Cleveland Clinic’s plan for center causes a fuss


The project is expected to add about 9,000 jobs to Avon over 25 years.

CLEVELAND (AP) — The Cleveland Clinic hopes to build a health clinic near a proposed interchange off Interstate 90 in the suburb of Avon, a project that some that Cleveland officials warn will contribute to the increasing flight of wealthy residents from the struggling city.

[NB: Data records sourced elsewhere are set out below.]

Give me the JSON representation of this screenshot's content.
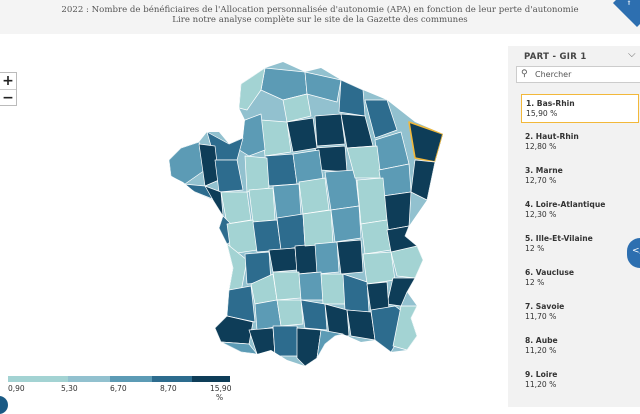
{
  "header": {
    "line1": "2022 : Nombre de bénéficiaires de l'Allocation personnalisée d'autonomie (APA) en fonction de leur perte d'autonomie",
    "line2": "Lire notre analyse complète sur le site de la Gazette des communes"
  },
  "zoom": {
    "in_label": "+",
    "out_label": "−"
  },
  "colors": {
    "very_light": "#a3d3d3",
    "light": "#92c1cf",
    "medium": "#5c9bb5",
    "dark": "#2d6c8e",
    "darkest": "#0e3d58",
    "highlight_border": "#f2b83a"
  },
  "legend": {
    "breaks": [
      "0,90",
      "5,30",
      "6,70",
      "8,70",
      "15,90"
    ],
    "unit": "%"
  },
  "panel": {
    "title": "PART - GIR 1",
    "search_placeholder": "Chercher",
    "items": [
      {
        "rank_name": "1. Bas-Rhin",
        "value": "15,90 %",
        "selected": true
      },
      {
        "rank_name": "2. Haut-Rhin",
        "value": "12,80 %"
      },
      {
        "rank_name": "3. Marne",
        "value": "12,70 %"
      },
      {
        "rank_name": "4. Loire-Atlantique",
        "value": "12,30 %"
      },
      {
        "rank_name": "5. Ille-Et-Vilaine",
        "value": "12 %"
      },
      {
        "rank_name": "6. Vaucluse",
        "value": "12 %"
      },
      {
        "rank_name": "7. Savoie",
        "value": "11,70 %"
      },
      {
        "rank_name": "8. Aube",
        "value": "11,20 %"
      },
      {
        "rank_name": "9. Loire",
        "value": "11,20 %"
      }
    ]
  }
}
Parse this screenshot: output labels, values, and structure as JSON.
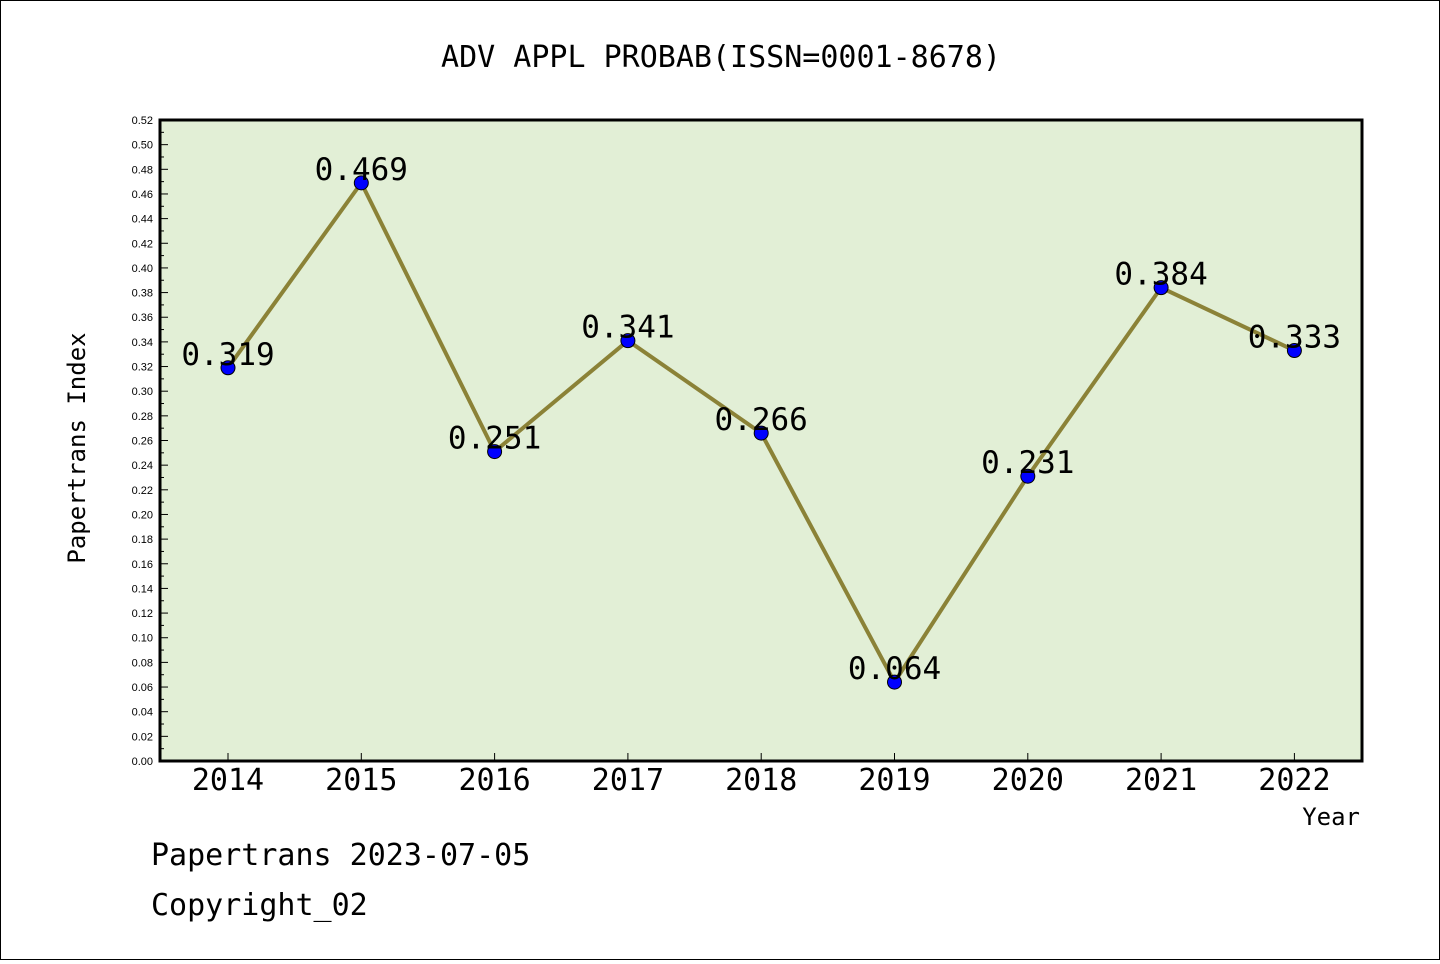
{
  "chart_data": {
    "type": "line",
    "title": "ADV APPL PROBAB(ISSN=0001-8678)",
    "xlabel": "Year",
    "ylabel": "Papertrans Index",
    "categories": [
      "2014",
      "2015",
      "2016",
      "2017",
      "2018",
      "2019",
      "2020",
      "2021",
      "2022"
    ],
    "values": [
      0.319,
      0.469,
      0.251,
      0.341,
      0.266,
      0.064,
      0.231,
      0.384,
      0.333
    ],
    "data_labels": [
      "0.319",
      "0.469",
      "0.251",
      "0.341",
      "0.266",
      "0.064",
      "0.231",
      "0.384",
      "0.333"
    ],
    "ylim": [
      0,
      0.52
    ],
    "yticks": [
      "0.00",
      "0.02",
      "0.04",
      "0.06",
      "0.08",
      "0.10",
      "0.12",
      "0.14",
      "0.16",
      "0.18",
      "0.20",
      "0.22",
      "0.24",
      "0.26",
      "0.28",
      "0.30",
      "0.32",
      "0.34",
      "0.36",
      "0.38",
      "0.40",
      "0.42",
      "0.44",
      "0.46",
      "0.48",
      "0.50",
      "0.52"
    ],
    "grid": false,
    "colors": {
      "plot_background": "#e2efd6",
      "line": "#8b8237",
      "marker": "#0000ff"
    }
  },
  "footer": {
    "line1": "Papertrans 2023-07-05",
    "line2": "Copyright_02"
  }
}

The clinic wants to build a 170,000-square-foot health center on a 40-acre plot near the proposed on-off ramps on I-90 in Avon to better serve the growing community there, Cleveland Clinic chief Dr. Toby Cosgrove said Friday.

The clinic already has a facility in Westlake but needs to expand to serve the area and hasn’t been able to find a suitable location in that suburb despite a 21⁄2-year search, Cosgrove said. It would not close the existing Westlake branch once the Avon branch was completed.

The clinic’s announcement comes as the Northeast Ohio Areawide Coordinating Agency, composed of elected leaders from Cuyahoga, Lorain, Median, Lake and Geauga counties, struggles to decide if the proposed $19 million interchange will help or hurt the region.

An analysis of the project’s economic consequences on the region by consulting firm D.B. Hartt Inc., commissioned by the regional agency, found the interchange would have “no material impact” on surrounding communities.

The interchange project is expected to attract nearly 3 million square feet of industrial, retail and office space along with about 9,000 jobs to Avon over the next 25 years, Hartt said.

Hartt called the shifts tiny when compared to the regional economy as a whole.

The other side

Suburban officials and Cleveland city planners disagreed. Many tiny shifts over time have contributed to the decline of Cleveland, already ranked as the nation’s fourth-poorest big city, and its inner suburbs, officials said.

The harm to the region is more akin to a “‘death by a thousand cuts,’ bleeding the region’s core of its strength and vitality,” the city said in its critique of the analysis.

Officials worry that adding a Cleveland Clinic medical center in Avon would further encourage Cleveland residents to move to the suburbs. Cuyahoga County Commissioner Tim Hagan said he instead is asking the clinic to increase its funding for medical treatment for the county’s poor.

Mayors in Elyria and Westlake said businesses there would be drawn away and their communities would suffer economically if the interchange opens, while Avon Lake Mayor Robert Berner said the project would be an overall plus for the region.

The board is set to vote on the interchange project next month.

The clinic is lobbying Cleveland Mayor Frank Jackson and Cuyahoga County commissioners, who have yet to take a position on the interchange.